MASc Seminar: A Methodology for Reliable Detection of Anomalous Behavior in Smartphones

Tuesday, December 5, 2017 2:30 pm - 2:30 pm EST (GMT -05:00)

Candidate: Robin Joe Prabhahar Soundar Raja James

Title: A Methodology for Reliable Detection of Anomalous Behavior in Smartphones

Date: December 5, 2017

Time: 2:30pm

Place: EIT 3141

Supervisor(s): Naik, Kshirasagar - Dabbagh, Mohamed-Yahia

Abstract:

Smartphones have become the most preferred computing device for both personal and business use. Increased portability, computing power, memory capacity, connectivity, a user friendly and enhanced interface and the advent of Mobile Applications (Apps) have made them popular in healthcare, banking, home security and automation, IoT and other security-critical applications.

Smartphones, today, are repositories for large amounts of confidential data and hence attract the attention of hackers. The meteoric increase in the number of smartphones and connected devices has made them prone to attackers trying to steal personal, financial or business information and hence security in smartphones has become critical. Remote monitoring of all the smartphones and connected devices is not feasible because of the sheer numbers of them in use. This makes autonomous monitoring and detection of anomalous behavior extremely important in maintaining network and device security.  

Different applications in smartphones result in different power consumption patterns. The fact that every application has been coded to perform different tasks leads to the claim that every action onboard (whether software or hardware) will consequently have a trace in the power consumption of the smartphone. When the same sequence of steps are repeated on a smartphone, it is observed that the power consumption patterns hold some degree of similarity.
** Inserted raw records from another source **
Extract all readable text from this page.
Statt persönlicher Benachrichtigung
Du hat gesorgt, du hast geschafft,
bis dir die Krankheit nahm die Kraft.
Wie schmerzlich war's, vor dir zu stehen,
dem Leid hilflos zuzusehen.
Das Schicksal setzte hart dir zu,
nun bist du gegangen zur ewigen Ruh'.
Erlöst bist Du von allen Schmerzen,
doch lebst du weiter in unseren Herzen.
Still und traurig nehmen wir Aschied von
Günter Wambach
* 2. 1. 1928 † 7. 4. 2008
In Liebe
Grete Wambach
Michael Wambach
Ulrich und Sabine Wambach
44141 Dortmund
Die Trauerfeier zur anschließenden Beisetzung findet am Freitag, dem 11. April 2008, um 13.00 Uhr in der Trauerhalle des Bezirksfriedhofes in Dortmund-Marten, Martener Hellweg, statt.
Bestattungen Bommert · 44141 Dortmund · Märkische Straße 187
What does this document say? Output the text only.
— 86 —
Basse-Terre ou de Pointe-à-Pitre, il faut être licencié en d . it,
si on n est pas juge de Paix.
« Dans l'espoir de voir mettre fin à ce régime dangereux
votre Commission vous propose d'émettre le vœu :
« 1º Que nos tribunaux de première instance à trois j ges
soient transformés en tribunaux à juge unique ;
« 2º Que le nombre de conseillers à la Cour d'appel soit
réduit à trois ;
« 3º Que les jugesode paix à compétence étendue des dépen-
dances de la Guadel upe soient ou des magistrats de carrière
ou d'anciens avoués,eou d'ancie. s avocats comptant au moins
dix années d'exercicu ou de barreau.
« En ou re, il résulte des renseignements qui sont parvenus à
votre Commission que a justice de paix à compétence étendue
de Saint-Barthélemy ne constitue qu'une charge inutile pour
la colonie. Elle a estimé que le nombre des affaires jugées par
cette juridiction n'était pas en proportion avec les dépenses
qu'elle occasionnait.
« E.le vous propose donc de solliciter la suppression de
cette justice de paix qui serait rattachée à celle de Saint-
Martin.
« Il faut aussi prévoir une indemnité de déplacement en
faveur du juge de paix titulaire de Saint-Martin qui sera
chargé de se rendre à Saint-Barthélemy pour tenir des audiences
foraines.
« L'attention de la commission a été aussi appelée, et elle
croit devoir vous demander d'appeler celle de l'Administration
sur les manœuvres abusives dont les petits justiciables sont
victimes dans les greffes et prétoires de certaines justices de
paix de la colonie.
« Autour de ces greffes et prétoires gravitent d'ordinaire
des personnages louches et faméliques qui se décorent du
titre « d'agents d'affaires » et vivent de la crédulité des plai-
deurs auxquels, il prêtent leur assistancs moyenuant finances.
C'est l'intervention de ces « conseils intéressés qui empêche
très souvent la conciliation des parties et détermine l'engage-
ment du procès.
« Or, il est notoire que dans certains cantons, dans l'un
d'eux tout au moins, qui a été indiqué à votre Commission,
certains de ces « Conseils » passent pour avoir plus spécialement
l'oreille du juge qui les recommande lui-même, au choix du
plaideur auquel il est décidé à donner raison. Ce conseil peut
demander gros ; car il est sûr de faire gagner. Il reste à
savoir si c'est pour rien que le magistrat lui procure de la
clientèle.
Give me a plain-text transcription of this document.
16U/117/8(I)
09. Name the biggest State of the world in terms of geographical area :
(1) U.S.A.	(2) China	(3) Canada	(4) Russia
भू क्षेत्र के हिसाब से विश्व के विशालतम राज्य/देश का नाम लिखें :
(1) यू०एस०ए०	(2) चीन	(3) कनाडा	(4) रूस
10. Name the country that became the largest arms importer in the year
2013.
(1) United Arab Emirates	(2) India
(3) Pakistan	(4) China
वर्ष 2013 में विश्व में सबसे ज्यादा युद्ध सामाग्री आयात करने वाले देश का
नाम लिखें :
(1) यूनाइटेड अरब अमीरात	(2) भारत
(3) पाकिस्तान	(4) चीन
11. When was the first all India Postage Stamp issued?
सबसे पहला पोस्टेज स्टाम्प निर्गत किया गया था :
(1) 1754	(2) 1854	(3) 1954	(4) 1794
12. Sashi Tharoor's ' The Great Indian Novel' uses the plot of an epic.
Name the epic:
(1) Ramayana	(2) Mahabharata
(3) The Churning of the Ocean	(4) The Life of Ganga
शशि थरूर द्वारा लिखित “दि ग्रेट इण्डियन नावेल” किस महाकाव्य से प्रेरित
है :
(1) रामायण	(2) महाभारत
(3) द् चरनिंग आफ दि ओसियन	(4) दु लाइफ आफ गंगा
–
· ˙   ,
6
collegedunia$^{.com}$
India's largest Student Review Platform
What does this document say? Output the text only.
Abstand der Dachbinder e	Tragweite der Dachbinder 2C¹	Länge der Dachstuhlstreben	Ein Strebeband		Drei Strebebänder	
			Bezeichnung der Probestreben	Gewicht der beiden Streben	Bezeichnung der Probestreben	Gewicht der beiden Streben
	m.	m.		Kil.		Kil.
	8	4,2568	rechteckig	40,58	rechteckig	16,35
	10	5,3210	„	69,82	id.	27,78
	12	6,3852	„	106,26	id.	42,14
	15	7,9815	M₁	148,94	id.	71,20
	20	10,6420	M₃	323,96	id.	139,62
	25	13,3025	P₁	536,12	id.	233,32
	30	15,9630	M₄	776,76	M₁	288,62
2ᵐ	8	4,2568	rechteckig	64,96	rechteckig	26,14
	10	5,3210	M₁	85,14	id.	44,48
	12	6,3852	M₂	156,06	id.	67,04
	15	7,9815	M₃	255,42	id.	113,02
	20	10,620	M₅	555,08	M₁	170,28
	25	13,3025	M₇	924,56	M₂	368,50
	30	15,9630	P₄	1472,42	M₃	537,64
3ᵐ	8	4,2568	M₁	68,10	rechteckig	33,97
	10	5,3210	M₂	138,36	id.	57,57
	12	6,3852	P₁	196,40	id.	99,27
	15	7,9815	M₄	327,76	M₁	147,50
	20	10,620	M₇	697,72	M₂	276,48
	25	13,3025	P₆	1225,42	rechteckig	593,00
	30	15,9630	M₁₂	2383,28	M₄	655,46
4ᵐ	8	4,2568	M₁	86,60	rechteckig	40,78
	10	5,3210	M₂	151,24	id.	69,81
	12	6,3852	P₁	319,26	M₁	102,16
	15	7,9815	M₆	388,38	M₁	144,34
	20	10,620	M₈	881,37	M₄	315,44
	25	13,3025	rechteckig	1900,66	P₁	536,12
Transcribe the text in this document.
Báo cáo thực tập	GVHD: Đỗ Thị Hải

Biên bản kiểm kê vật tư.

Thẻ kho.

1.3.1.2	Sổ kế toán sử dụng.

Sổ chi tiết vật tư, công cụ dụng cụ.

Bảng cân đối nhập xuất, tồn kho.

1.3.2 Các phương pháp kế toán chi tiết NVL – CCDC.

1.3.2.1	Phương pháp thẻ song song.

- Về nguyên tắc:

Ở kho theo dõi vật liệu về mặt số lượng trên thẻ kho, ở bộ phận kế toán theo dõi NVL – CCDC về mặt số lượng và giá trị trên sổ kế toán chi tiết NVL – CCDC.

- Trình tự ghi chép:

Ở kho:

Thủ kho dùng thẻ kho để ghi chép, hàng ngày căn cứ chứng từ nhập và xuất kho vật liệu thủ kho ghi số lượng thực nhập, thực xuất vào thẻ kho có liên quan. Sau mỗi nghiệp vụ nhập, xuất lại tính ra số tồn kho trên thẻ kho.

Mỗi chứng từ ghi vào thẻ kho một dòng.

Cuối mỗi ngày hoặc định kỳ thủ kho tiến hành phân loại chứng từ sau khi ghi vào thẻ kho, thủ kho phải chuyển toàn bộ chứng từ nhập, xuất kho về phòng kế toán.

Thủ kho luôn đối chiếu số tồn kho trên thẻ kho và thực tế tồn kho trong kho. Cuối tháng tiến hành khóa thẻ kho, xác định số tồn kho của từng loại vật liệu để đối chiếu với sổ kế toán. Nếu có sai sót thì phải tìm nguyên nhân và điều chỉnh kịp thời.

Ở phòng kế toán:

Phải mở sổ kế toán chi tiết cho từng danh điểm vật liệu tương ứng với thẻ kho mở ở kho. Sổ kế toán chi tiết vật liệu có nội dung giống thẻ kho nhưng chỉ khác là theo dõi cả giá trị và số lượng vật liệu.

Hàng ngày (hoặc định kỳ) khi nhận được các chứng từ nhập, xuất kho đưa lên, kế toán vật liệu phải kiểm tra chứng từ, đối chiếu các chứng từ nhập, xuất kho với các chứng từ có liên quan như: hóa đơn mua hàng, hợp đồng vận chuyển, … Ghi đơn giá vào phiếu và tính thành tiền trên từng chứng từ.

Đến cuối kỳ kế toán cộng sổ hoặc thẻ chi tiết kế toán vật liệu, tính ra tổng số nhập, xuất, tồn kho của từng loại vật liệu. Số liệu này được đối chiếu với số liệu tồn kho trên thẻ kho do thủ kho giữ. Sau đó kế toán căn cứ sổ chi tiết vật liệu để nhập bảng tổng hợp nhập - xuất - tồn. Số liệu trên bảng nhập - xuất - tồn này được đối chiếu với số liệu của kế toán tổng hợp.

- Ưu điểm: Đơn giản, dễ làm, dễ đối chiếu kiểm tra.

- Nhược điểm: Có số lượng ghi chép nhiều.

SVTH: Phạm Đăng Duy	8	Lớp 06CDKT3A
A device infected with malware can exhibit increased CPU usage, lower speeds, strange behavior such as e-mails or messages being sent automatically and without the user's knowledge; and programs or malware running intermittently or in cycles in the background. This deviation from the expected behavior of the device is termed as an anomalous behavior and results in a reduction in the similarity of the power consumption. The anomalous behavior could also be due to gradual degradation of the device or change in the execution environment in addition to the presence of malware. This change in similarity can be used to detect the presence of anomalous behavior on smartphones.

This thesis focuses on the detection of anomalous behavior from the power signatures of the smartphone. We have conducted experiments to measure and analyze the power consumption pattern of various smartphone apps. The test bench used for the experiments has a Monsoon Power Meter, which supplies power to the smartphone, and an external laptop collects the power samples from the meter. To emulate the presence of anomalous behavior, we developed an app which runs in the background with varying activity windows. Based on our experiments and analysis, we have developed a methodology for reliable detection of anomalous behavior from power signatures of the smartphone.